Uman’s first exhibition with Hauser & Wirth takes place in London, in equal partnership with Nicola Vassell Gallery, New York NY. An intuitive artist and voracious autodidact, Uman draws upon her memories of her East African childhood, rigorous education in traditional Arabic calligraphy, deep engagement with dreams and fascination with kaleidoscopic color and design.
Uman’s ebullient visual vocabulary reflects her expansive cross-cultural experiences. With nods to self-portraiture and fictional topographies, her paintings fluidly navigate in-between realms to explore both the physical and spiritual, intertwining abstraction, figuration, meditative patterning and a reverence for the natural world. This exhibition displays a selection of large-scale paintings with lavishly detailed and opulently colored worlds, replete with gesture, geometry and evocations of the sublime, hovering between abstraction and figuration.
‘I think everything I do now is a self-portrait in different ways. Even my abstract paintings, mythical in nature, are self-portraits. I love drama, and so I depict myself with several mouths, and several eyes, just like a creature.’—Uman
The element of self-portraiture permeates Uman’s practice. This kind of autobiographical transfiguration is seen in the new work ‘Untitled’ (2023), an expressive painting depicting an abstracted figure with its mouth open surrounded by flowing trails of geometric patterning. Other more abstract paintings on display are still biographical, as Uman describes ‘the paintings are an extension of who I am’; they are not planned or premeditated but born from dreams, intuition and rigorous discipline. This exhibition can be understood as a collective portrait of the artist herself, at this moment in time.

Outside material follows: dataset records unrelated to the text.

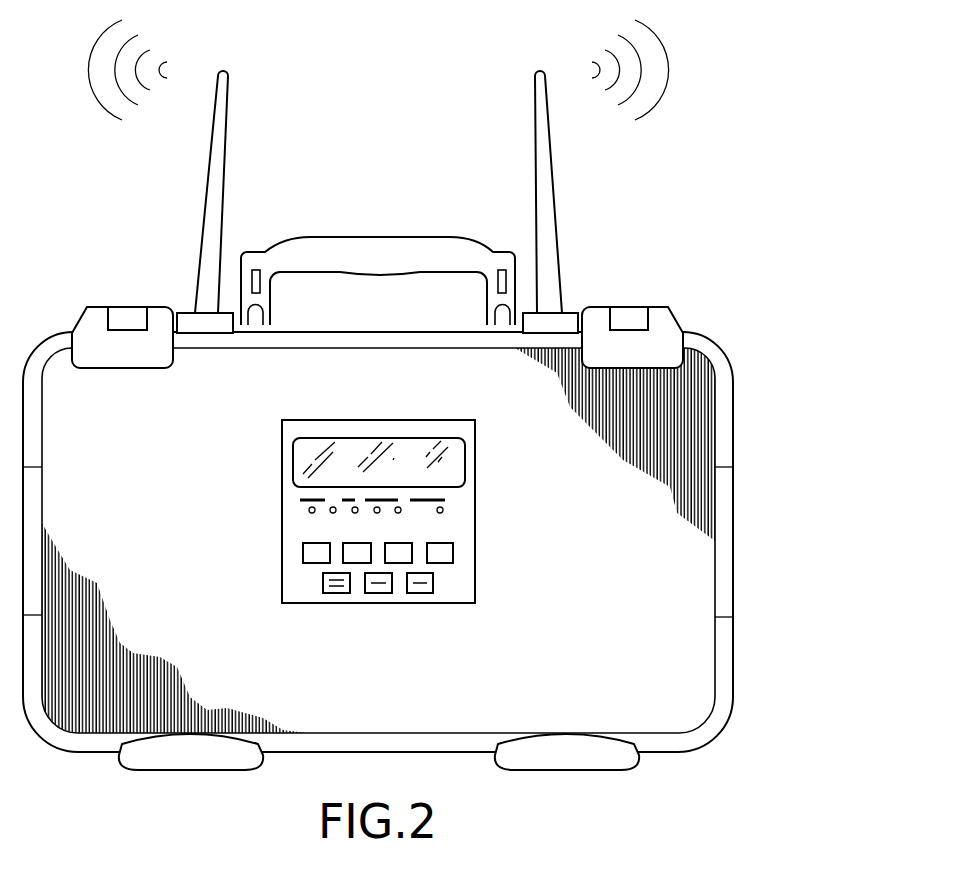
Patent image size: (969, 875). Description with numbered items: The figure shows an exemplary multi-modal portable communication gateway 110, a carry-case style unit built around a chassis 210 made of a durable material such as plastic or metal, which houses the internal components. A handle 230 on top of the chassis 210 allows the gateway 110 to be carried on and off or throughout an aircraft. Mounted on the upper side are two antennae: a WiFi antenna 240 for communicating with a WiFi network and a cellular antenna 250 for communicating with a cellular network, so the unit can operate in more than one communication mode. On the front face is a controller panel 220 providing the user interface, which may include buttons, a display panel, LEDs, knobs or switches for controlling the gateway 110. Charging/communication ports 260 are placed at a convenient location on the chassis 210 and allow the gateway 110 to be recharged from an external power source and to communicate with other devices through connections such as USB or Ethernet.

The multi-modal portable communication gateway 110 is at (798, 160).
The chassis 210 is at (720, 393).
The controller panel 220 is at (473, 468).
The handle 230 is at (377, 235).
The WiFi antenna 240 is at (225, 173).
The cellular antenna 250 is at (557, 215).
The charging/communication ports 260 is at (732, 537).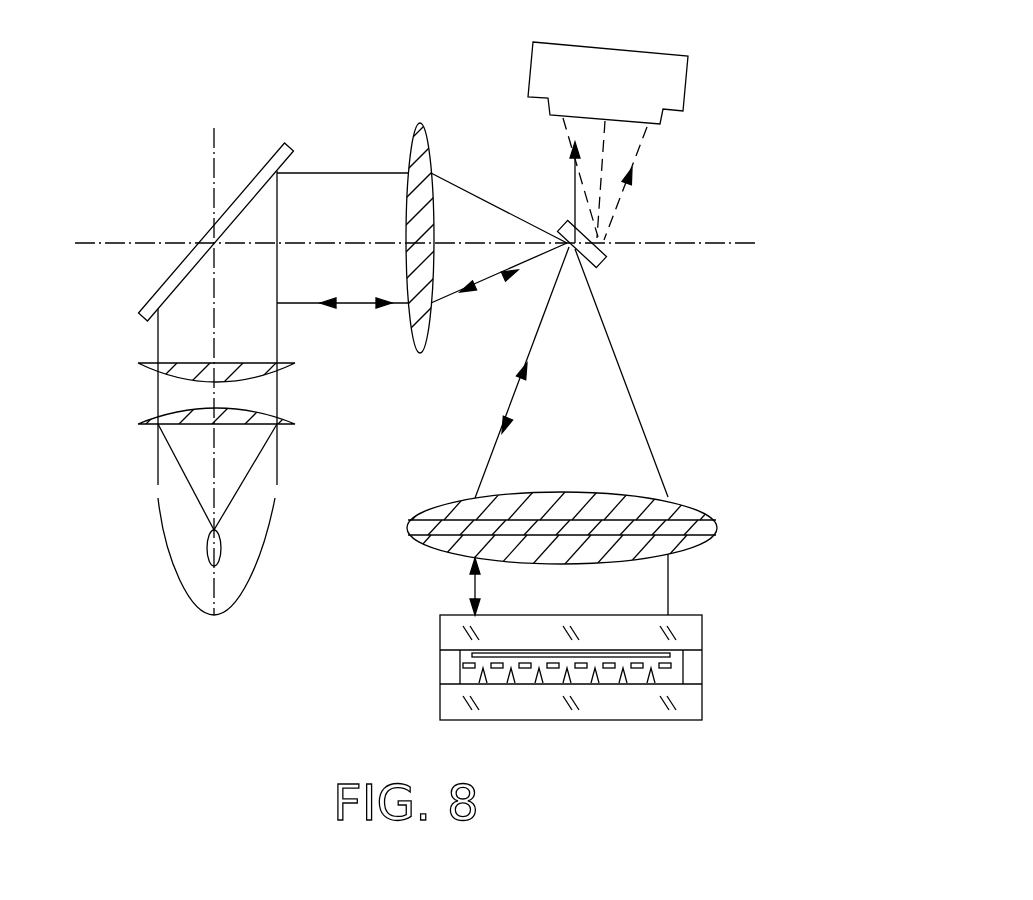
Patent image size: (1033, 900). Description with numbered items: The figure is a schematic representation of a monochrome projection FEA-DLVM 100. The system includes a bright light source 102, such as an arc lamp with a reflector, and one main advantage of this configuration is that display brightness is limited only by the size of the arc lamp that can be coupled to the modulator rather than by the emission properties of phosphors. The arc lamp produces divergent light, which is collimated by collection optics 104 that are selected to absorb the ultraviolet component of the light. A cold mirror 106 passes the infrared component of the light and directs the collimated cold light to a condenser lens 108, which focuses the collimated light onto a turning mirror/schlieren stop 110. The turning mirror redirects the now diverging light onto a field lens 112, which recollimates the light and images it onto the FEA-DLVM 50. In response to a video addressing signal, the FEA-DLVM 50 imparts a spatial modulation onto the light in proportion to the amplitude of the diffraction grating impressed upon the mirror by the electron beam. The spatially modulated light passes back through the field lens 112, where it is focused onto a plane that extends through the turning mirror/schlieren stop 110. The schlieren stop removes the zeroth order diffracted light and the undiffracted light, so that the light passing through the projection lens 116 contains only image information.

The monochrome projection FEA-DLVM 100 is at (770, 501).
The bright light source 102 is at (177, 568).
The collection optics 104 is at (158, 415).
The cold mirror 106 is at (160, 282).
The condenser lens 108 is at (422, 353).
The turning mirror/schlieren stop 110 is at (540, 280).
The field lens 112 is at (432, 510).
The projection lens 116 is at (687, 82).
The FEA-DLVM 50 is at (440, 660).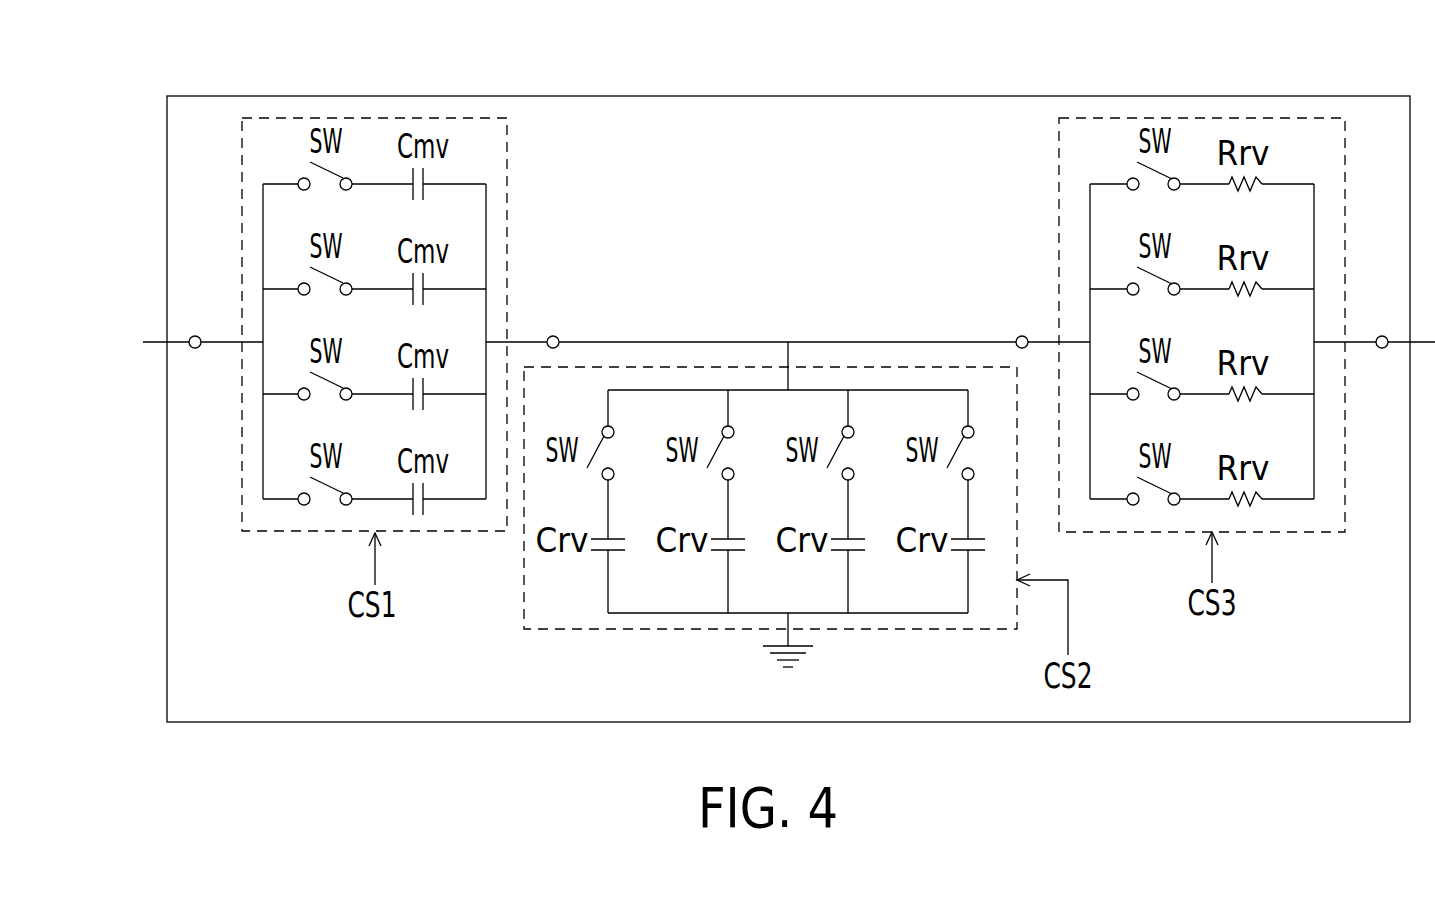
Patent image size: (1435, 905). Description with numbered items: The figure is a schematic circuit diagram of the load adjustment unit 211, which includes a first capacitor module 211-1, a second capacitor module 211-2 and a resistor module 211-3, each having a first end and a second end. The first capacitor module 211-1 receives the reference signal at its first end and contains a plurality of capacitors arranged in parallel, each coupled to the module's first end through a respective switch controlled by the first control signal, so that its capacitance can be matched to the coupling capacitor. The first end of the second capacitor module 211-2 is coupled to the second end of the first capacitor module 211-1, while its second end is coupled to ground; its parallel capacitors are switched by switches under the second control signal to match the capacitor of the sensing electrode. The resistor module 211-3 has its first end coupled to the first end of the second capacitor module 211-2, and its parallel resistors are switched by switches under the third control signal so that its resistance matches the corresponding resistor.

The load adjustment unit 211 is at (790, 95).
The first capacitor module 211-1 is at (376, 117).
The second capacitor module 211-2 is at (582, 629).
The resistor module 211-3 is at (1215, 117).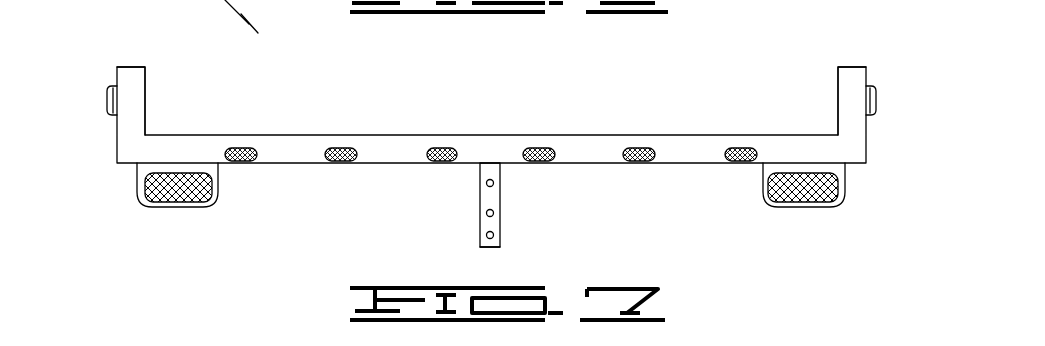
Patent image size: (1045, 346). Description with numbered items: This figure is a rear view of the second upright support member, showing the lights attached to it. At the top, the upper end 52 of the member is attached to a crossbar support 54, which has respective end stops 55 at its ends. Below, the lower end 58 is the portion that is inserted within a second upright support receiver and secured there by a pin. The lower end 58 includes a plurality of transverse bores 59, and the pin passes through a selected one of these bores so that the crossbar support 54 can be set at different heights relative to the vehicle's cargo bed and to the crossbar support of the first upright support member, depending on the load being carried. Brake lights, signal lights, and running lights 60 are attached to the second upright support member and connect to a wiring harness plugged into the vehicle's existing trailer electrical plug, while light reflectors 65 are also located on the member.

The upper end 52 is at (478, 172).
The crossbar support 54 is at (493, 148).
The end stops 55 is at (145, 82).
The lower end 58 is at (500, 247).
The transverse bores 59 is at (494, 213).
The brake lights, signal lights, and running lights 60 is at (172, 190).
The light reflectors 65 is at (107, 97).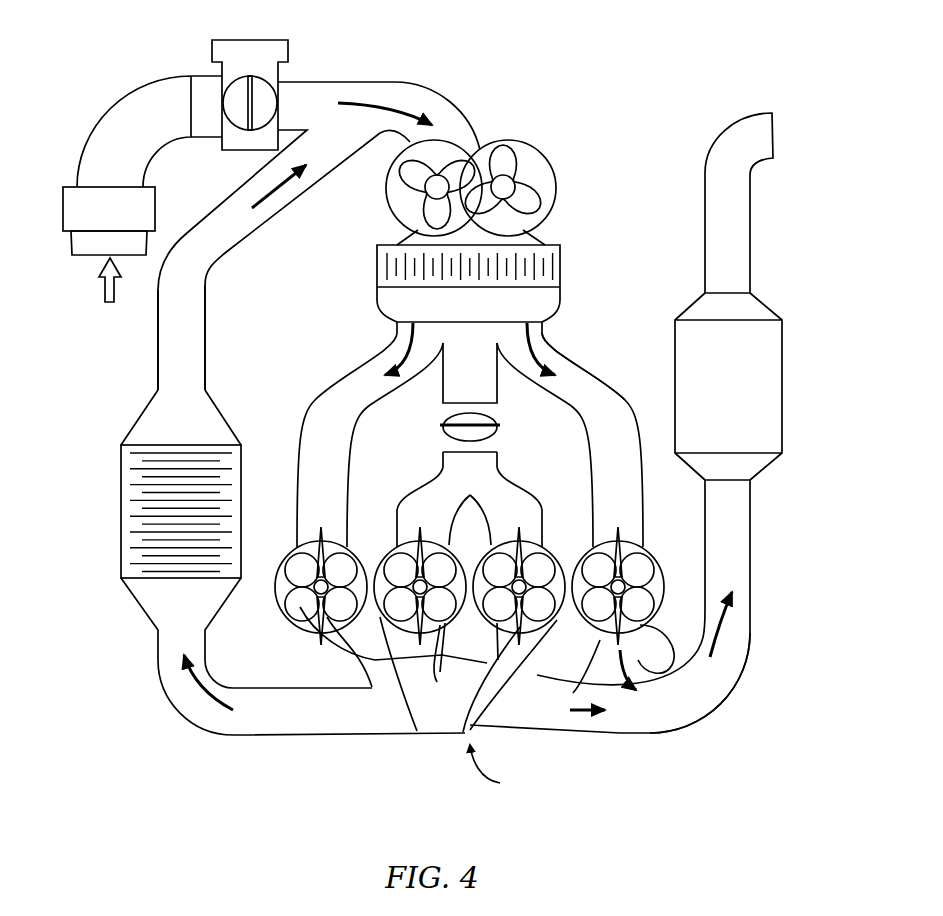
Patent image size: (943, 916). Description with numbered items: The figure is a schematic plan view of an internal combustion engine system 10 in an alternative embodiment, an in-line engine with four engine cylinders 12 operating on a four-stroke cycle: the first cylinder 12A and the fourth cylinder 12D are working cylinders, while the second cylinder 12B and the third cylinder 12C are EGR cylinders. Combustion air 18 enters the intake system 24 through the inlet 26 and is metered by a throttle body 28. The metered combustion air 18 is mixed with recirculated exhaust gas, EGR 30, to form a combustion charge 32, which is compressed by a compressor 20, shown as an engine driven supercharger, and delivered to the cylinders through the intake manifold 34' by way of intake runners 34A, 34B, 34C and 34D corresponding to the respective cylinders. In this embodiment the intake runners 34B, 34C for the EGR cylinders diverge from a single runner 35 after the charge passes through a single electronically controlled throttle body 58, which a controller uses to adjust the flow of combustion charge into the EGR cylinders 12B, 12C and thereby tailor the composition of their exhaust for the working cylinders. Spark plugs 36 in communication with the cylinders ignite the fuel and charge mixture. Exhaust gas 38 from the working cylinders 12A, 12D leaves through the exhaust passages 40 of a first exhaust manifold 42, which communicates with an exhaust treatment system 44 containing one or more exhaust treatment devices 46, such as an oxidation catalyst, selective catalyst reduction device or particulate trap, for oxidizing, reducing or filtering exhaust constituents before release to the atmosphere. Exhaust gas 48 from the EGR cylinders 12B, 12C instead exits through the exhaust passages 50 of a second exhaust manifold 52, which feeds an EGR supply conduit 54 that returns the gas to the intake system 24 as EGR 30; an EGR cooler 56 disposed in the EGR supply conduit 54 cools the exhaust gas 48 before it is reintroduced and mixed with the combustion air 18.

The internal combustion engine system 10 is at (745, 706).
The engine cylinders 12 is at (457, 630).
The cylinder #1 12A is at (287, 612).
The cylinder #2 12B is at (372, 643).
The cylinder #3 12C is at (543, 645).
The cylinder #4 12D is at (660, 600).
The combustion air 18 is at (104, 296).
The compressor 20 is at (548, 163).
The intake system 24 is at (100, 110).
The inlet 26 is at (125, 245).
The throttle body 28 is at (258, 60).
The EGR 30 is at (278, 193).
The combustion charge 32 is at (380, 102).
The intake runner 34A is at (370, 434).
The intake runner 34B is at (433, 507).
The intake runner 34C is at (506, 507).
The intake runner 34D is at (570, 434).
The intake manifold 34' is at (596, 351).
The single runner 35 is at (467, 380).
The spark plugs 36 is at (313, 627).
The exhaust gas 38 is at (728, 643).
The exhaust passages 40 is at (317, 643).
The first exhaust manifold 42 is at (706, 712).
The exhaust treatment system 44 is at (780, 205).
The exhaust treatment devices 46 is at (728, 386).
The exhaust gas 48 is at (193, 690).
The exhaust passages 50 is at (453, 730).
The second exhaust manifold 52 is at (496, 770).
The EGR supply conduit 54 is at (212, 360).
The EGR cooler 56 is at (114, 518).
The throttle body 58 is at (470, 430).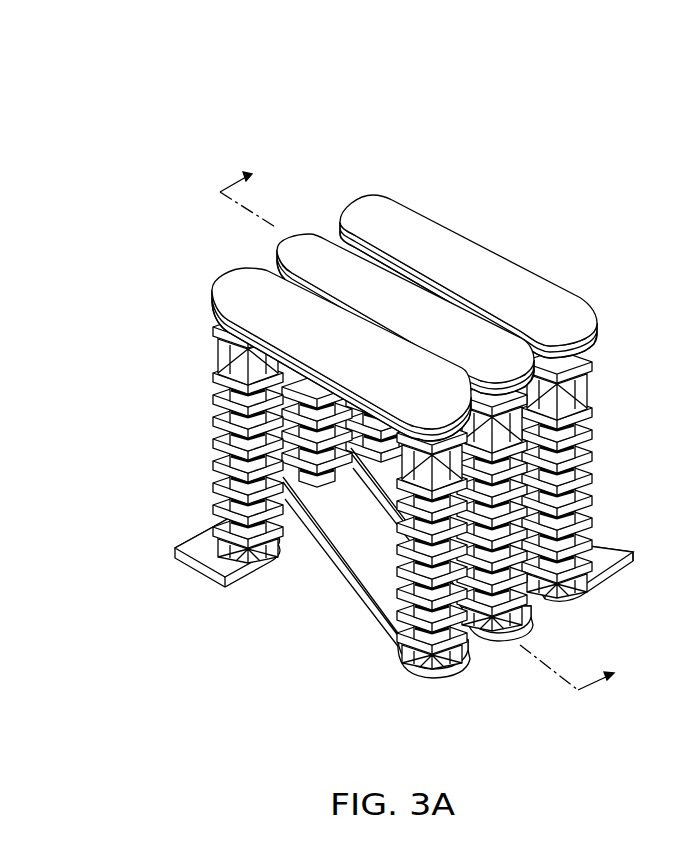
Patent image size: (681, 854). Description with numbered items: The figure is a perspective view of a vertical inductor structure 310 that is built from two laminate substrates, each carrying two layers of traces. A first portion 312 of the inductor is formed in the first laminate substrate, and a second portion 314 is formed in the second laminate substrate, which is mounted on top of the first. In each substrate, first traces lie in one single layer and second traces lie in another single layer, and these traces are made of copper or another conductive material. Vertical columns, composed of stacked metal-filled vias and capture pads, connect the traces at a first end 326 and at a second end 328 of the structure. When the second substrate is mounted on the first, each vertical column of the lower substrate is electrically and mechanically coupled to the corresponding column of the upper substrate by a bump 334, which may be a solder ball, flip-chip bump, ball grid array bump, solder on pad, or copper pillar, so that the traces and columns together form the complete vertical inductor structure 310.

The vertical inductor structure 310 is at (412, 106).
The first portion 312 is at (184, 507).
The second portion 314 is at (184, 367).
The first end 326 is at (299, 317).
The second end 328 is at (462, 668).
The bump 334 is at (584, 458).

In addition to prolific iconography from her own memories and dreams, Uman uses geometric forms, dots and abstract patterning that resembles mycelial networks. These collide with anthropomorphic elements to culminate in depictions that are at once botanical and intergalactic. The recent painting ‘BBC London In These Streets’ (2023) features a grid of intricately patterned abstractions interspersed with triangulations that are each embellished with dots resembling eyes or spirals. These exuberant, seemingly freestyle markings recall Arabic calligraphy, which Uman studied as a child; the resulting marks coalesce into Uman’s own highly distinctive language of symbols. Uman cites Louise Bourgeois as inspiration for the use of spirals in this selection of new paintings, such as ‘Untitled’ (2023) where floating circles in spiral formation contain smaller paintings within them, resulting in paintings that are bustling with miniature worlds.
In this exhibition, Uman privileges saturated colors, combining bright jewel tones alongside darker hues in surprising ways. The artist’s process begins with the repeated layering of colors using acrylic paint, followed by an application of oil stick or oil paint via minimal but resolute gestures using a brush or her own hands. Applying thin, decisive layers of color with purpose, this approach heightens the materiality of Uman’s works and reinforces her minimalist approach. ‘I find beauty in the canvas itself,’ she has said about the practice of leaving some of her canvases unprimed. ‘It’s a beautiful strong material that sometimes needs to participate in the painting.’
Other works, such as ‘Samaki in the ocean’ (2023), are primed with blue or black pigment, creating a powerful contrast between the dark background and bold effulgent tones that make up Uman’s textural markings. Her mastery of pigments makes possible a trajectory between past and present. ‘They come from my past,’ she explains, ‘I grew up with colorful women, a colorful culture. East African and Somali people love color more than anything. I’ve kept that in me, living here in the West, and I’m using that in my work to tell a story.’
From her studio in Upstate New York, Uman has been working on her latest body of work.
Uman’s dazzling visual vocabulary reflects her life and expansive cross-cultural experiences. Born in Somalia and raised in Kenya, she migrated to Denmark as a teenager and later to New York NY as a young adult. Now, with a home and studio in Upstate New York, Uman paints richly-hued worlds replete with gesture, geometry and the sublime. An intuitive artist, her influences abound from memories of East African childhood, a rigorous education in traditional calligraphy and a fascination with kaleidoscopic color and design. With nods to self-portraiture and fictional topographies, Uman’s paintings speak fluently of liminal navigation. Her work contemplates both the physical and spiritual, intertwining abstraction, figuration, meditative patterning and a reverence for the natural world.